Literatur

Jägerin und Sammlerin (Lana Lux)

Schon seit ihrer Kindheit steht Alisa unter dem ständigen Druck ihrer schönen, kämpferischen Mutter Tanya zu gefallen. Die Familie ist aus der Ukraine nach Berlin gekommen und Tanya immerzu damit beschäftigt sich zu integrieren und das möglichst Beste aus ihrer Umgebung herauszuholen. Aus Alisa aber lässt sich einfach nichts machen, sie ist zu dick, zu groß und hat keine nennenswerten Talente. Wofür ist Tanya also eigentlich hergekommen, wenn sie doch immer nur enttäuscht wird?

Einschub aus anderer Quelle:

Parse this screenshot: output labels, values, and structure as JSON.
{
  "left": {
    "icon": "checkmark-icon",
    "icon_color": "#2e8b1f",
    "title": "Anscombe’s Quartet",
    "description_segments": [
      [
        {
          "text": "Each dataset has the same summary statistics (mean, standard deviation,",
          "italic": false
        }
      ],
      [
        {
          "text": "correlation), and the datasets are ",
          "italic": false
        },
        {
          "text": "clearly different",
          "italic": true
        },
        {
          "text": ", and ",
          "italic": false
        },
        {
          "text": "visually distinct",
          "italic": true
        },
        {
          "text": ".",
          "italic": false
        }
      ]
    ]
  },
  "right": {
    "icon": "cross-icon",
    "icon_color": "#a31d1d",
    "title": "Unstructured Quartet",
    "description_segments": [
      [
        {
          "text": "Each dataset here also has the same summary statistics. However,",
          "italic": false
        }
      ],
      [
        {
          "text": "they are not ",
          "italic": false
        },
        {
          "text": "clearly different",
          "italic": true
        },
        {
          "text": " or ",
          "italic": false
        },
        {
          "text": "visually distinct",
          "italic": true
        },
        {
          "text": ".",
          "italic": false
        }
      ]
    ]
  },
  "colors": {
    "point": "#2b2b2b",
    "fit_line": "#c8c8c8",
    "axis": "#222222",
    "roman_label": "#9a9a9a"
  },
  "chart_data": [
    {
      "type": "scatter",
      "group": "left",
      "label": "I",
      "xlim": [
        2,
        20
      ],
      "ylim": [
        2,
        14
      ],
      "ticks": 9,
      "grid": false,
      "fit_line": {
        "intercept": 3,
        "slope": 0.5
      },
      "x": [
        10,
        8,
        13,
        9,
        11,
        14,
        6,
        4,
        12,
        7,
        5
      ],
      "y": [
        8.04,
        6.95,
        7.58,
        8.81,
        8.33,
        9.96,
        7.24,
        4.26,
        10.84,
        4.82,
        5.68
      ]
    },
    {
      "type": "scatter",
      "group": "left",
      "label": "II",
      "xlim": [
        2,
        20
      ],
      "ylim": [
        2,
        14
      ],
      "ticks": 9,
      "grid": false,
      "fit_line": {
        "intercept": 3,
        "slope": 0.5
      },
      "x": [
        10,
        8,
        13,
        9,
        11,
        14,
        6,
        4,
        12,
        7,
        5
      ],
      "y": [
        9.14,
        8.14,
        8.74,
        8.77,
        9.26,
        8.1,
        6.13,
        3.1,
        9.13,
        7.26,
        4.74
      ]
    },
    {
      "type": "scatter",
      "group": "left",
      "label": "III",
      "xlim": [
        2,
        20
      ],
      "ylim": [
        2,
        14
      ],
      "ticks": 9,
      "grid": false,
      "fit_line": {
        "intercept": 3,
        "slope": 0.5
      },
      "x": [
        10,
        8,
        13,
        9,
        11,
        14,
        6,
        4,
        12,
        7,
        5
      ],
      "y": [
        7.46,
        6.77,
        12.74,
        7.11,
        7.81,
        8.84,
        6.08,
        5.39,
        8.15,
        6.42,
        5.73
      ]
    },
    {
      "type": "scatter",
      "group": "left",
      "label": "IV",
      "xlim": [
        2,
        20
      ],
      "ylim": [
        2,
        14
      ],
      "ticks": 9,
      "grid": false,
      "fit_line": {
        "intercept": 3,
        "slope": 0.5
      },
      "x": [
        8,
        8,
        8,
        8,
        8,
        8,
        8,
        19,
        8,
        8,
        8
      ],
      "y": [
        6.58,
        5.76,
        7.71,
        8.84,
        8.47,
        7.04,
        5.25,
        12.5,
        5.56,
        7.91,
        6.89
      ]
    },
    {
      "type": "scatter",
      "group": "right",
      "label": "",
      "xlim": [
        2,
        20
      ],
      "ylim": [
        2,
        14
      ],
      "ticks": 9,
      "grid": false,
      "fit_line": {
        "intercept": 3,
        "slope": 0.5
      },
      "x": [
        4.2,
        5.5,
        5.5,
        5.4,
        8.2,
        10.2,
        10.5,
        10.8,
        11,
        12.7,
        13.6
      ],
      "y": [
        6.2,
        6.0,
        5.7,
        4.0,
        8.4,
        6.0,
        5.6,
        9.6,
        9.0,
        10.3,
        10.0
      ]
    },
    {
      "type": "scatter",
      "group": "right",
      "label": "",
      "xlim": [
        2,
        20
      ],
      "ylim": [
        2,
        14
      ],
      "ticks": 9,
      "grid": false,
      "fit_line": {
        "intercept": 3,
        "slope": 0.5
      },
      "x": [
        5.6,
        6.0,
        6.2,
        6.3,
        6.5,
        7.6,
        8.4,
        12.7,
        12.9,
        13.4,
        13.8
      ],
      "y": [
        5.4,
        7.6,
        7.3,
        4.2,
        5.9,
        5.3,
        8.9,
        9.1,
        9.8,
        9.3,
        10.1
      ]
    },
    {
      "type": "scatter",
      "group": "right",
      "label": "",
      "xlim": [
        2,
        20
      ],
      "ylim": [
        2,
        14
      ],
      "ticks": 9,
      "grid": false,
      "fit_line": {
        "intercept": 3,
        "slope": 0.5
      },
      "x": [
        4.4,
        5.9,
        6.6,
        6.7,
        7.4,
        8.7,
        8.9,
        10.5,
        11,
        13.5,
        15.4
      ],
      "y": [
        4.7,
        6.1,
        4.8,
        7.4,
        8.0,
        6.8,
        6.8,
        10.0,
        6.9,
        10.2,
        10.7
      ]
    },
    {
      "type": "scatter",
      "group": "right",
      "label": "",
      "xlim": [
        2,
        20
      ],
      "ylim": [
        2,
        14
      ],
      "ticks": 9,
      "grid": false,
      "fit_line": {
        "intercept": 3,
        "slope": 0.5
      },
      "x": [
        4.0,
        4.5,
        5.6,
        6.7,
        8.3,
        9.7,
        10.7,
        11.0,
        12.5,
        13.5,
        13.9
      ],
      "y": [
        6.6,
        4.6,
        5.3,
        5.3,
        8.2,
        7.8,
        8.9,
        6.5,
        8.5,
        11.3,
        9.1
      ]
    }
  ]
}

Über die Jahre entwickelt Alisa eine schwere Essstörung, die vom Neid auf die dünne, anmutige beste Freundin noch verstärkt wird. Sie leidet an Bulimie, hat Fressattacken und erbricht sich danach regelmäßig. Während Alisa immer mehr die Kontrolle über ihr Leben verliert, will Tanya von den Problemen und Anschuldigungen ihrer Tochter nichts wissen. Erst als Alisa sich für eine stationäre Behandlung entscheidet, beginnt sie langsam zu sich selbst zurückzufinden…

Lana Lux‘ Kukolka gehörte dieses Frühjahr schon zu meinen absoluten Highlights. Glücklicherweise konnte mich Jägerin und Sammlerin ebenso von sich überzeugen. Lux‘ Erzählweise ist einerseits drastisch, andererseits feinfühlig und realitätsnah. Das Buch ist teils in Ich-Perspektive, teils aus der auktorialen Perspektive geschrieben, wobei erst vor allem Alisa, später aber auch Tanya im Fokus steht. Sowohl die Thematik Psychische Erkrankung als auch die äußerst problematische Mutter-Tochter-Beziehung wurden in meinen Augen authentisch und tiefgehend dargestellt. Alisa wuchs mir dabei sehr ans Herz und ich hätte sie viele Male gerne in den Arm genommen (was mir schon mit Samira aus Kukolka so ging). Ich habe mich hier absolut fesseln lassen, habe mitgefühlt, mitgefiebert und mit Spannung die Abgründe und Entwicklungen der beiden Figuren verfolgt. Jägerin und Sammlerin ist kein fröhliches, kein leichtes Buch. Trotzdem (oder gerade deshalb) halte ich es für absolut lesenswert und spreche eine große Empfehlung aus.